The trio start stood behind a trestle table, trousers down, bottoms up, ‘lipsyncing’ along to their worst reviews. "Kill me, kill me now," parps one old fart. There’s no missing the point: critics spout crap. We talk out of our arses, while artists are up on stage, you know, "baring our souls."

Wild Bore reserves its ire for those write-ups that write artists off – and rightly so. Martinez returns to one one-star crit on repeat that dismissed her central conceit as having "no apparent reason." Guess what, Whatsonstagers? That was little old us. Bummer.

This time, though, that’s precisely the point. Wild Bore rattles its way towards randomness. The three women wear bum masks – yep, they stick their heads between their buttocks – clatter around dressed as anchovies, run around naked, dress up as Hamlet and hand over the stage to an Asian transgender artist. Is there any rhyme or apparent reason behind it? Well, yes and no.
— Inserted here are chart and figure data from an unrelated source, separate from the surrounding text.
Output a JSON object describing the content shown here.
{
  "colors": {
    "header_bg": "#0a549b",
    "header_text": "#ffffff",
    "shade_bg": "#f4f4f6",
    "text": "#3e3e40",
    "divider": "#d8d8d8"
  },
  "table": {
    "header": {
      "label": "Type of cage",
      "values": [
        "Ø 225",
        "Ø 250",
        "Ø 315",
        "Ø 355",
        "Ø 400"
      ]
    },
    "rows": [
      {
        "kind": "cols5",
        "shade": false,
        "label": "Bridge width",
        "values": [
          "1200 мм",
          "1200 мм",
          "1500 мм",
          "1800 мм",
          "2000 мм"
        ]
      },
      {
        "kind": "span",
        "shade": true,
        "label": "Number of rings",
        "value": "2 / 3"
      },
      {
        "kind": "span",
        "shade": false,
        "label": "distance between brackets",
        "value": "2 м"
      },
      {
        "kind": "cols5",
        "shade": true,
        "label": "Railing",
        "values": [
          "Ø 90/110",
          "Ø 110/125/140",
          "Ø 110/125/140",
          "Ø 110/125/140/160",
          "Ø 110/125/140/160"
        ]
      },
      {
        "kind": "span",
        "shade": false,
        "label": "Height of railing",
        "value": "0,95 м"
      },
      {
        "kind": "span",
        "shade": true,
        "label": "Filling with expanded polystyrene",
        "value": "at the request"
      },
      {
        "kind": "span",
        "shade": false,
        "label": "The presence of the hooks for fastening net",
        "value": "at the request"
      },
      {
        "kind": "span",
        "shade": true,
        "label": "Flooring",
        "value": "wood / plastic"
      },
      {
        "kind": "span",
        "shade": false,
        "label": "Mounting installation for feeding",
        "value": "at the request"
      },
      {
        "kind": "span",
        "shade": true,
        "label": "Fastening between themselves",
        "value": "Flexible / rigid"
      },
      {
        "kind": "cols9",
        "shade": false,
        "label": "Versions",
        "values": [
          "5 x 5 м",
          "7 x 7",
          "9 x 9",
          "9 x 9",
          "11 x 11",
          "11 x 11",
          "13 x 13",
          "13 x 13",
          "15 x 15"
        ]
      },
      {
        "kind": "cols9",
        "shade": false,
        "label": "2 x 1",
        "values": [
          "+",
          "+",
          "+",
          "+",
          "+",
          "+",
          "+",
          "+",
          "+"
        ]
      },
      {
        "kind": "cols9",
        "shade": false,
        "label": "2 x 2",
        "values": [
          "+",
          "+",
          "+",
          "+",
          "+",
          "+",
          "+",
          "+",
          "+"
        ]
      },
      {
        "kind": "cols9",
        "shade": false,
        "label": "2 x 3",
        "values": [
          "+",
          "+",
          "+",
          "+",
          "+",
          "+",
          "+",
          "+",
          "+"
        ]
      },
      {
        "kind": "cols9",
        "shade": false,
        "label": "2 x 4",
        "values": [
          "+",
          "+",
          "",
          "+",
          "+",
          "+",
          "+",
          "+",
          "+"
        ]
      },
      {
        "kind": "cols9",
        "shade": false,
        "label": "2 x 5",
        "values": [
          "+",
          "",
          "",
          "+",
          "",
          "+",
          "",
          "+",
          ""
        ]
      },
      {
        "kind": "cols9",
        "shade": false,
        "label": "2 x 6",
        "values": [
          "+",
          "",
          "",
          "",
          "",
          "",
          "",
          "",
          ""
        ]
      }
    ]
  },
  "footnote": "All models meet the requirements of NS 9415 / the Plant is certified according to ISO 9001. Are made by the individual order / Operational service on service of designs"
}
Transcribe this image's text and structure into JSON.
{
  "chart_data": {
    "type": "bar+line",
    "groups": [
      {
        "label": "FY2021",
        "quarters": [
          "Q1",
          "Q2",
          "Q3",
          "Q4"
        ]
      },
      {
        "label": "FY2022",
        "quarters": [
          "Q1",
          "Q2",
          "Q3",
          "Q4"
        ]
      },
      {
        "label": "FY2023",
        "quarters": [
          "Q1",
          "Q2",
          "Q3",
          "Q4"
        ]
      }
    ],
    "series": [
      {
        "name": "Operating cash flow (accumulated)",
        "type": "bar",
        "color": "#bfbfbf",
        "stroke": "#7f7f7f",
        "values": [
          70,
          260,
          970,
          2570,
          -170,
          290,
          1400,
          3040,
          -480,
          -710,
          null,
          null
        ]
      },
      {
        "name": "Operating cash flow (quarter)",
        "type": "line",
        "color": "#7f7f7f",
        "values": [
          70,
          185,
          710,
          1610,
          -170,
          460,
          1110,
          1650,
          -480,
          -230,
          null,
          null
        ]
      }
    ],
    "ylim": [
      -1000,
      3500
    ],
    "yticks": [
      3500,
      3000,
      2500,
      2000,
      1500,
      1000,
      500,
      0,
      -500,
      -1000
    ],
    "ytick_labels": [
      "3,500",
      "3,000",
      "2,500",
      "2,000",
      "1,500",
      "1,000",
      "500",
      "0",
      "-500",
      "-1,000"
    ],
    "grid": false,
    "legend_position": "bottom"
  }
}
The whole show dares us to take it seriously even as it dares us to dismiss it. It throws down a gauntlet: Review this, chaps. Either we blow smoke up their bottoms or we dump on them from on high. We’re damned either way and by harvesting a script from its own reviews, Wild Bore can absorb any critical response. Whatever we write, it’s just fuel for the fire. It’s a case of artists setting their own parameters, reclaiming artistic control.

But what if you’ve not got skin in the game? Your asses, dear readers, aren’t on the line, and for all you might delight in the barefaced cheek, the show doesn’t demand a response from you. The artists know that too. The show ridicules its own self-indulgence, checks its own privilege and then promptly sticks its head back up its bum.

It’s said if you can’t beat ‘em, then join ‘em, and since Wild Bore leaves me up sh*t creek with no paddle, what else can I do? I can’t offer penetrating analysis; I can’t point out its cracks. I mean, I’m quoted in it; I spotted my own semi-colon. The whole show exists to get our haunches up and kick criticism up the backside. We’re the butt of its joke and whatever we do, it comes up trumps. The best I can hope for is a writing credit – and maybe some payment in arrears.

Wild Bore runs at Traverse Theatre until 27 August, times vary.